Тенардье, для которого перевоплощения были делом привычным,
воспользовался этим случаем, чтобы стать Жондретом. Обе его дочери и Гаврош
едва успели заметить, что у них два маленьких братца. На известной ступени
нищеты человеком овладевает равнодушие призрака, и он смотрит на живые
существа, как на выходцев с того света. Самые близкие люди часто оказываются
формами мрака, едва различимыми на туманном фоне жизни, и легко сливаются с
невидимым.
Вечером того дня, когда тетка Тенардье доставила Маньон двух своих
малюток, с нескрываемым желанием отказаться от них навсегда, она испытала
или притворилась, что испытывает угрызения совести.

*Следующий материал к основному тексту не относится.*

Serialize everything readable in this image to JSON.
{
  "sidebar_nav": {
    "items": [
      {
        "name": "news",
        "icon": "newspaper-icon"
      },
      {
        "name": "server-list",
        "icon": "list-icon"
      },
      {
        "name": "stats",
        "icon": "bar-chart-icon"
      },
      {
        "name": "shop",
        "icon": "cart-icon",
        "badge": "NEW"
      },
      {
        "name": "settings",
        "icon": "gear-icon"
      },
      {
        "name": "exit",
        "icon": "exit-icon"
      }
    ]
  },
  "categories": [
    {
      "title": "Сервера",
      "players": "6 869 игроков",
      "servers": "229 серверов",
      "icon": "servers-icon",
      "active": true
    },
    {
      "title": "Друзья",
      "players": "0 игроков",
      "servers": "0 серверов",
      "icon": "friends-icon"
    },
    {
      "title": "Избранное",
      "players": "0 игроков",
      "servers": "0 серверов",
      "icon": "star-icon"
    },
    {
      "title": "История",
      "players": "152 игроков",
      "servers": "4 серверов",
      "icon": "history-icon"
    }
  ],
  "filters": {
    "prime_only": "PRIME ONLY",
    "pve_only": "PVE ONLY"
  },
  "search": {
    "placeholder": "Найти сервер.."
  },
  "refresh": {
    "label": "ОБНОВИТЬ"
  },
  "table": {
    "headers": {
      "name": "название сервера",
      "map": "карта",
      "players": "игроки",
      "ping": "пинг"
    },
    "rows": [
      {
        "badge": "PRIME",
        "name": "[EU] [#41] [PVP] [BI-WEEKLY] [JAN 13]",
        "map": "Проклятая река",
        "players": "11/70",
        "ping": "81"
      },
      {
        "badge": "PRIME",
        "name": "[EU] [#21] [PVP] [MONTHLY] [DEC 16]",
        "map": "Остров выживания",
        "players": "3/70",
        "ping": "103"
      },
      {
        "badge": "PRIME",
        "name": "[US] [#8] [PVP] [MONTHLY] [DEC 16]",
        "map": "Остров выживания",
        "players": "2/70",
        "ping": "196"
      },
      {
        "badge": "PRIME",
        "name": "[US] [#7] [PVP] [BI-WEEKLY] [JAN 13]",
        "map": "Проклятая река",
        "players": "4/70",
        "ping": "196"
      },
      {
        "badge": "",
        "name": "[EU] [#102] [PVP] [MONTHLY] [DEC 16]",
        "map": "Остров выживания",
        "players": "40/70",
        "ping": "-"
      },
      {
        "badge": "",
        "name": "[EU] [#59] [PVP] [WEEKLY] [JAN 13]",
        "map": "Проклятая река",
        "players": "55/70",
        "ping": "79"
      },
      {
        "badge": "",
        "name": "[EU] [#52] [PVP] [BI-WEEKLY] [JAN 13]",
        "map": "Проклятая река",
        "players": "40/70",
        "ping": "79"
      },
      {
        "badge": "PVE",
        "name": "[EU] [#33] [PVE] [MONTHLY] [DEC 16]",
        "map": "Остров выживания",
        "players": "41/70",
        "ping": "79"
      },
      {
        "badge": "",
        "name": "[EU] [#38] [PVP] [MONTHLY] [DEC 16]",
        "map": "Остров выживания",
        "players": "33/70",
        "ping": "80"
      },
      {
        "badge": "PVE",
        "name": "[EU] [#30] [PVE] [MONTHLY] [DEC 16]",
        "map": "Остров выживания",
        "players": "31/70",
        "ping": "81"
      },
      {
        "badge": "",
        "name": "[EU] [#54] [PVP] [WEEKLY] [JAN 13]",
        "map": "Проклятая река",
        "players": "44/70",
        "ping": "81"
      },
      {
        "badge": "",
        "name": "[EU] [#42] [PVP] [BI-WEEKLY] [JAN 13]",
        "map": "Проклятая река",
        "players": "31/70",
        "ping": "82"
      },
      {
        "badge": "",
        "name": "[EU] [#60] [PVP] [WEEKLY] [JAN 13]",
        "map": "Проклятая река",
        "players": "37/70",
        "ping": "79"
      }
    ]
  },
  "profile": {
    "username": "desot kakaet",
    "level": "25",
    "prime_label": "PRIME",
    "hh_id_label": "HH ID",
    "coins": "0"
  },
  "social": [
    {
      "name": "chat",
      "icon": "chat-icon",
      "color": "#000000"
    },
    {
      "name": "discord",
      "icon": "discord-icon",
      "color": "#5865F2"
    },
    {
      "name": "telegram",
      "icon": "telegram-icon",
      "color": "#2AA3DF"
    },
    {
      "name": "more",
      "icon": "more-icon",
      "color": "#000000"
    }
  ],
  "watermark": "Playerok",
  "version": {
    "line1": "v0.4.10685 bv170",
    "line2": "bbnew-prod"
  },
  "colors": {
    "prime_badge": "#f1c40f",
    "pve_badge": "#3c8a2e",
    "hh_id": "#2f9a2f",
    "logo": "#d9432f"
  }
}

Она сказала мужу: "Но
ведь это значит покинуть своих детей!" Тенардье, самоуверенный и
бесстрастный, излечил эту недомогающую совесть словами: "Жан-Жак Руссо
делал еще почище!" От угрызений совести мать перешла к беспокойству. "А что
если полиция возьмется за нас? Скажи, Тенардье: то, что мы сделали, это
разрешается?" Тенардье ответил: "Все разрешается. Никто ни черта не узнает.
А кроме того, кому охота интересоваться ребятами, у которых нет ни гроша?"
Маньон была модницей в преступном мире. Она любила наряжаться. У нее на
квартире, обставленной убого, но с претензиями на роскошь, проживала опытная
воровка - офранцузившаяся англичанка. Эта англичанка, ставшая парижанкой и
пользовавшаяся доверием благодаря обширным связям, имела близкое отношение к
краже медалей библиотеки и бриллиантов м-ль Марс и впоследствии стала
знаменитостью в судейских летописях. Ее называли "мамзель Мисс".
Двум детям, попавшим к Маньон, не на что было жаловаться. Препорученные
ей восемьюдесятью франками, они были ухожены, как все, что приносит выгоду,
недурно одеты, неплохо накормлены, они находились почти на положении
"барчуков"; им было лучше с подставной матерью, чем с настоящей. Маньон
разыгрывала "даму" и не говорила на арго в их присутствии.
Так прошло несколько лет. Тетка Тенардье увидела в этом хорошее
предзнаменование. Как-то раз она даже сказала Маньон, вручавшей ей
ежемесячную мзду в десять франков: "Хорошо, если б отец дал им образование".
И вдруг эти дети, до сих пор опекаемые даже своей злой судьбой, были
грубо брошены в жизнь и принуждены начинать ее самостоятельно.
Арест целой шайки злодеев, что имело место в притоне Жондрета, и
неизбежно следующие за этим обыски и тюремное заключение - настоящее
бедствие для этих отвратительных противообщественных тайных сил, гнездящихся
под узаконенной общественной формацией; событие подобного рода влечет за
собой всяческие крушения в этом темном мире. Катастрофа с Тенардье вызвала
катастрофу с Маньон.
Однажды, вскоре после того как Маньон передала Эпонине записку
относительно улицы Плюме, полиция произвела облаву на улице Клошперс; Маньон
была схвачена, мамзель Мисс также, и все подозрительное население дома
попало в расставленные сети. Оба мальчика играли на заднем дворе и не видели
полицейского налета. Когда им захотелось вернуться домой, дверь оказалась
запертой, а дом пустым. Башмачник, державший мастерскую напротив, позвал их
и сунул им бумажку, оставленную для них "матерью". На бумажке был адрес:
"Г-н Барж, управляющий, улица Сицилийского короля, N 8". "Вы больше здесь не
живете, - сказал им башмачник. - Идите туда. Это совсем близко. Первая улица
налево. Спрашивайте дорогу по этой бумажке".